FSA Proposes Extension of UK Major Shareholder Notification Requirements to Equity Contracts for Differences (Including Equity Swaps and Other Equity Derivatives)

By Securities Industry Practice

In the light of responses to its 2007 consultation paper on the disclosure of Contracts for Differences (CP07/20), the United Kingdom’s Financial Services Authority (FSA) has decided to implement a general disclosure regime for long equity Contract for Differences (CFD) positions, which will include long equity swap positions and other equity derivatives (FSA Policy Update 2 July 2008). The proposed rules contemplate that reporting will be required regardless of whether the holder has control over voting of the underlying shares or the right to receive or elect to receive physical settlement.

As a result, the proposed rules should significantly increase the circumstances in which reporting by an investor or derivatives counterparty is required. This FSA policy update announcement comes shortly after the recent introduction of new provisions in the FSA Code of Market Conduct, which have been effective since June 20, 2008, and which require the disclosure of short positions of 0.25% or more in stocks of companies that are undertaking rights issues.

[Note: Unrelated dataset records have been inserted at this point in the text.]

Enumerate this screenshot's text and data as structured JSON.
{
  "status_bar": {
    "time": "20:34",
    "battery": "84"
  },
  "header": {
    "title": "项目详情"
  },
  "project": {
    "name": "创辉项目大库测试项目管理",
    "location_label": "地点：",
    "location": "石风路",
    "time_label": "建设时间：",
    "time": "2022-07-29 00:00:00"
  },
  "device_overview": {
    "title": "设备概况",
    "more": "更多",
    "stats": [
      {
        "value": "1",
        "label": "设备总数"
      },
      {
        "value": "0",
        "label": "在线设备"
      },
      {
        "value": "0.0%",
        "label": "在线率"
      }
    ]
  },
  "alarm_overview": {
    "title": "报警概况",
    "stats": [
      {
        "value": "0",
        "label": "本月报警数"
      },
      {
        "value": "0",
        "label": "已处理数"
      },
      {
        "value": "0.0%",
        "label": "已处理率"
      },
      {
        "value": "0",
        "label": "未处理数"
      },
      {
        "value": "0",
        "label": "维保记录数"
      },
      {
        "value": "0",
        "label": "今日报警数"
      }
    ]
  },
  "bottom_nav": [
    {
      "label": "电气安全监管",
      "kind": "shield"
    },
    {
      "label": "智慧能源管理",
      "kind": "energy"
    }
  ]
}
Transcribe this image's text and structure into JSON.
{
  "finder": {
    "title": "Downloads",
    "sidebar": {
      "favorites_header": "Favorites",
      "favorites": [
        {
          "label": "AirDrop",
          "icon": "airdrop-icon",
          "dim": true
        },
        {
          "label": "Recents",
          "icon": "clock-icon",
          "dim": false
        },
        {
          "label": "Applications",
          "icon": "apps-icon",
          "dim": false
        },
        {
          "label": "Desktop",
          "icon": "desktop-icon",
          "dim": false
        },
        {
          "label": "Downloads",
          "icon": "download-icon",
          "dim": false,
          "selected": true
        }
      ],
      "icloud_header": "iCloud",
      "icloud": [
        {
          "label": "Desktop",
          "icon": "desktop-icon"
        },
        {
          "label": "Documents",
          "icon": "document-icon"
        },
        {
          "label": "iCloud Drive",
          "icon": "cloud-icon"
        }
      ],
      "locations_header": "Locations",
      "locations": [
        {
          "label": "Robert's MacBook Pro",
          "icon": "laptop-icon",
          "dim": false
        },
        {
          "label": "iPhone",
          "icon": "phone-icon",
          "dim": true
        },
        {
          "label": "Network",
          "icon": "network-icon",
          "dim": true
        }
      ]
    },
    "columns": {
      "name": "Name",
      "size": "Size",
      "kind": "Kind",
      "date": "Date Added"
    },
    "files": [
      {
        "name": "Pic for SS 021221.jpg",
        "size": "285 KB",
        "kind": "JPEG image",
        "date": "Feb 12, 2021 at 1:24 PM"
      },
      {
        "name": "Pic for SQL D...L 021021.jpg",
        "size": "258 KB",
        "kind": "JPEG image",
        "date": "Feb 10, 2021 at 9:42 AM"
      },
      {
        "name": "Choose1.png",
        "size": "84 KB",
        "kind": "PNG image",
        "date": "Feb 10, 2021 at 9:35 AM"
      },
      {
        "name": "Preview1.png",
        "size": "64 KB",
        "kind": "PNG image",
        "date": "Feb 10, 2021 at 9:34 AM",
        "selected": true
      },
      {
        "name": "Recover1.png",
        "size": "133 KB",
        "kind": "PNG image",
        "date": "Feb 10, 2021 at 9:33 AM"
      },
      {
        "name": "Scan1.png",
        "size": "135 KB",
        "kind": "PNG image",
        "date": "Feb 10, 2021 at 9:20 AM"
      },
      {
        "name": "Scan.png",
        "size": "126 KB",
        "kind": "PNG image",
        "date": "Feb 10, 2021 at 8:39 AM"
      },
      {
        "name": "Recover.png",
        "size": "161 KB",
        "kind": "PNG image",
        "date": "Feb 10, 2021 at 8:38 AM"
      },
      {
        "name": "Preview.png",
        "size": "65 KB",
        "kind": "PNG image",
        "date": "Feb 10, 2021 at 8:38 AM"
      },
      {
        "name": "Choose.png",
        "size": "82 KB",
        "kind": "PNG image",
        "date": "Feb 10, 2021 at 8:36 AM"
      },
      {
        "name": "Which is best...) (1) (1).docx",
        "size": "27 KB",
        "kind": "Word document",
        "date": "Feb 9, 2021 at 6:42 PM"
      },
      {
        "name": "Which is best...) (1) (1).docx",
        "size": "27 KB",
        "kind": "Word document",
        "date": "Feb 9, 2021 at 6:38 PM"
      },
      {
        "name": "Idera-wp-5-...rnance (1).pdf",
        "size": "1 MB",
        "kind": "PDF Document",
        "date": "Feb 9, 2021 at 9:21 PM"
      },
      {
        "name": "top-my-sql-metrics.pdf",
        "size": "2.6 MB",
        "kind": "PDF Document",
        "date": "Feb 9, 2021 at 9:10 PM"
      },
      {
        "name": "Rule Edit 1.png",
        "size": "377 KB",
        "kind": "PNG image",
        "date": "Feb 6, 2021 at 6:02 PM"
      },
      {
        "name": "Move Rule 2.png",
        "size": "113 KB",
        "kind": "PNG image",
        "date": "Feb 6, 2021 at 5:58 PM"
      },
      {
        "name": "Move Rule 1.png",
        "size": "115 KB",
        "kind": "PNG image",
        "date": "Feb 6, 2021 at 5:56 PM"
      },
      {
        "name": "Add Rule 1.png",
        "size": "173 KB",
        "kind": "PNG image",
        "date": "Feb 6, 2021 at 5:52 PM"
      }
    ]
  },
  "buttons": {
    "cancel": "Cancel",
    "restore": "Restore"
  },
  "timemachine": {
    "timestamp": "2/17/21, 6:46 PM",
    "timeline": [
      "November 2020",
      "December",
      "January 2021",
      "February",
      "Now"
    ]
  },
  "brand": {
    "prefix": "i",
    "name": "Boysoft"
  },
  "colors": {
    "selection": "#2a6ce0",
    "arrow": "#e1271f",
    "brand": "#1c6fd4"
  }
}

It also follows on the heels of a closely watched litigation in the United States involving two activist hedge funds (The Children’s Investment Fund and 3G Fund) and CSX Corporation, in which a federal judge found that the hedge fund defendants had violated Section 13(d) of the U.S. Securities Exchange Act of 1934 by using total return swaps with the purpose and intent of preventing the vesting of beneficial ownership in the hedge funds as part of a plan or scheme to evade the reporting requirements of Section 13(d). See CSX Corporation v .The Children’s Investment Fund (UK) LLP, et al., Case No. 08 Civ. 2764 (S.D.N.Y. June 11, 2008).